The number of California inmates held in extended solitary confinement varies widely by source. The Los Angeles Times says 4,527 inmates are “being held in ‘segregation’ cells at four state prisons, including 1,180 at Pelican Bay,” citing CDCR figures. The Prisoner Hunger Strike Solidarity website says that the state currently has almost 12,000 people in “extreme isolation.” According to Brook, estimates of the number of prisoners in solitary confinement across the U.S. range from 20,000 to 70,000.
Regardless of the exact figure, it’s a fact that California’s rules for solitary confinement are harsher than most. If a prisoner is even suspected of being involved in a gang behind bars, he can be sent to solitary for an indefinite amount of time; some have been there for 20 years. And while they’re inside, they are denied any incredibly basic sources of mental stimulation and sanity, such as mirrors or photographs.
“Over the years, prison staff has outlawed everything from phone calls to colored pencils to wall calendars,” reports the Bakersfield Californian. “Pelican Bay even banned books written in Swahili, Celtic and Na’huatl [a Mexican dialect] on the grounds that the languages were being used as secret codes by gangs.”

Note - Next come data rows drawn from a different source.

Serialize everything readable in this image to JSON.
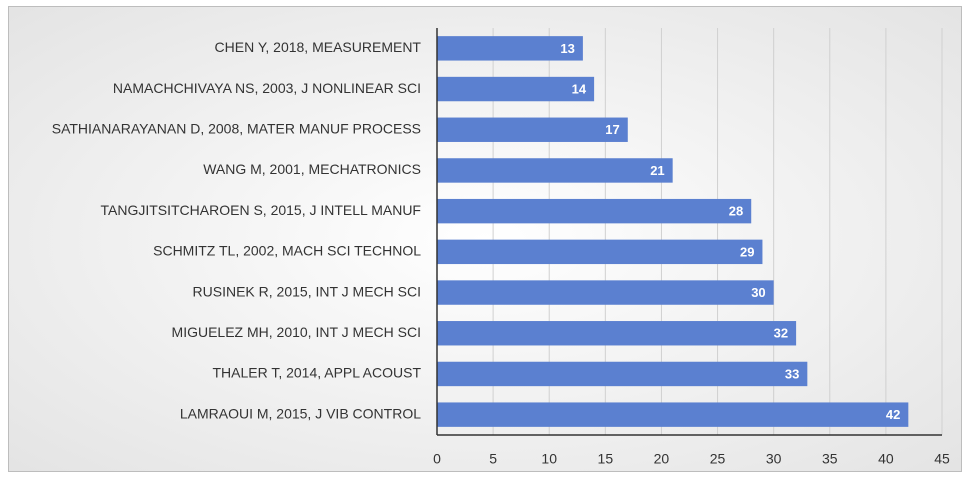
{
  "chart_data": {
    "type": "bar",
    "orientation": "horizontal",
    "categories": [
      "CHEN Y, 2018, MEASUREMENT",
      "NAMACHCHIVAYA NS, 2003, J NONLINEAR SCI",
      "SATHIANARAYANAN D, 2008, MATER MANUF PROCESS",
      "WANG M, 2001, MECHATRONICS",
      "TANGJITSITCHAROEN S, 2015, J INTELL MANUF",
      "SCHMITZ TL, 2002, MACH SCI TECHNOL",
      "RUSINEK R, 2015, INT J MECH SCI",
      "MIGUELEZ MH, 2010, INT J MECH SCI",
      "THALER T, 2014, APPL ACOUST",
      "LAMRAOUI M, 2015, J VIB CONTROL"
    ],
    "values": [
      13,
      14,
      17,
      21,
      28,
      29,
      30,
      32,
      33,
      42
    ],
    "color": "#5b80d0",
    "xlim": [
      0,
      45
    ],
    "xticks": [
      0,
      5,
      10,
      15,
      20,
      25,
      30,
      35,
      40,
      45
    ],
    "grid": true
  }
}
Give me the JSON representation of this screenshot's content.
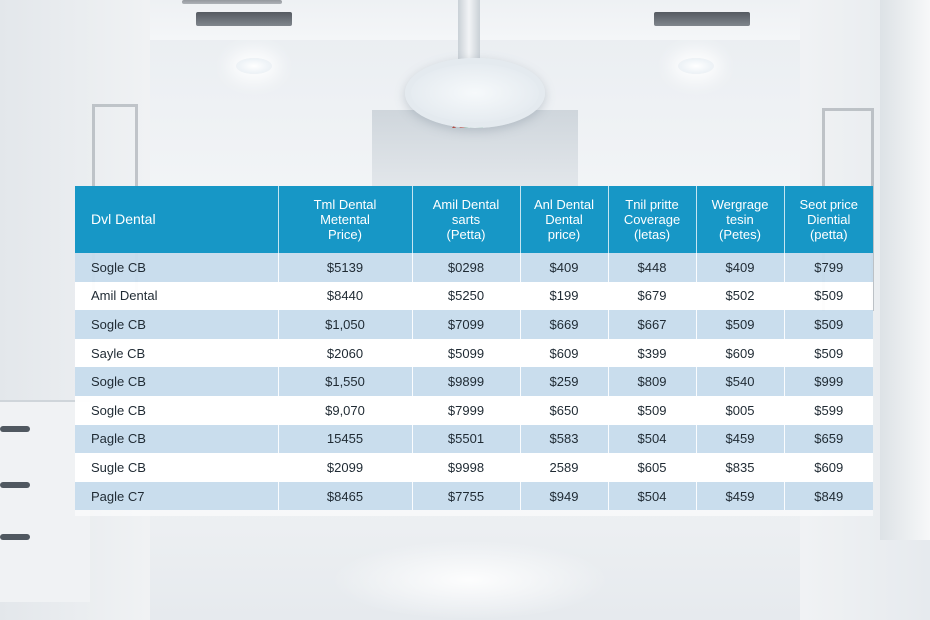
{
  "background": {
    "sign_text_part1": "A",
    "sign_text_part2": "mi"
  },
  "table": {
    "headers": [
      "Dvl Dental",
      "Tml Dental\nMetental\nPrice)",
      "Amil Dental\nsarts\n(Petta)",
      "Anl Dental\nDental\nprice)",
      "Tnil pritte\nCoverage\n(letas)",
      "Wergrage\ntesin\n(Petes)",
      "Seot price\nDiential\n(petta)"
    ],
    "rows": [
      [
        "Sogle CB",
        "$5139",
        "$0298",
        "$409",
        "$448",
        "$409",
        "$799"
      ],
      [
        "Amil Dental",
        "$8440",
        "$5250",
        "$199",
        "$679",
        "$502",
        "$509"
      ],
      [
        "Sogle CB",
        "$1,050",
        "$7099",
        "$669",
        "$667",
        "$509",
        "$509"
      ],
      [
        "Sayle CB",
        "$2060",
        "$5099",
        "$609",
        "$399",
        "$609",
        "$509"
      ],
      [
        "Sogle CB",
        "$1,550",
        "$9899",
        "$259",
        "$809",
        "$540",
        "$999"
      ],
      [
        "Sogle CB",
        "$9,070",
        "$7999",
        "$650",
        "$509",
        "$005",
        "$599"
      ],
      [
        "Pagle CB",
        "15455",
        "$5501",
        "$583",
        "$504",
        "$459",
        "$659"
      ],
      [
        "Sugle CB",
        "$2099",
        "$9998",
        "2589",
        "$605",
        "$835",
        "$609"
      ],
      [
        "Pagle C7",
        "$8465",
        "$7755",
        "$949",
        "$504",
        "$459",
        "$849"
      ]
    ]
  }
}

The CDCR does not typically acknowledge a hunger strike inside its prisons until inmates have missed nine consecutive meals, which will occur on late Wednesday if the strike continues. Meanwhile, the protest continues to gain traction, and the Pelican Bay strike leaders are meeting with their lawyers on Tuesday to discuss their suit against the CDCR in federal court. There are also plans in the works for a demonstration outside Corcoran State Prison on Saturday, July 13, and over 15,000 people have signed a petition to Governor Jerry Brown urging him to intervene.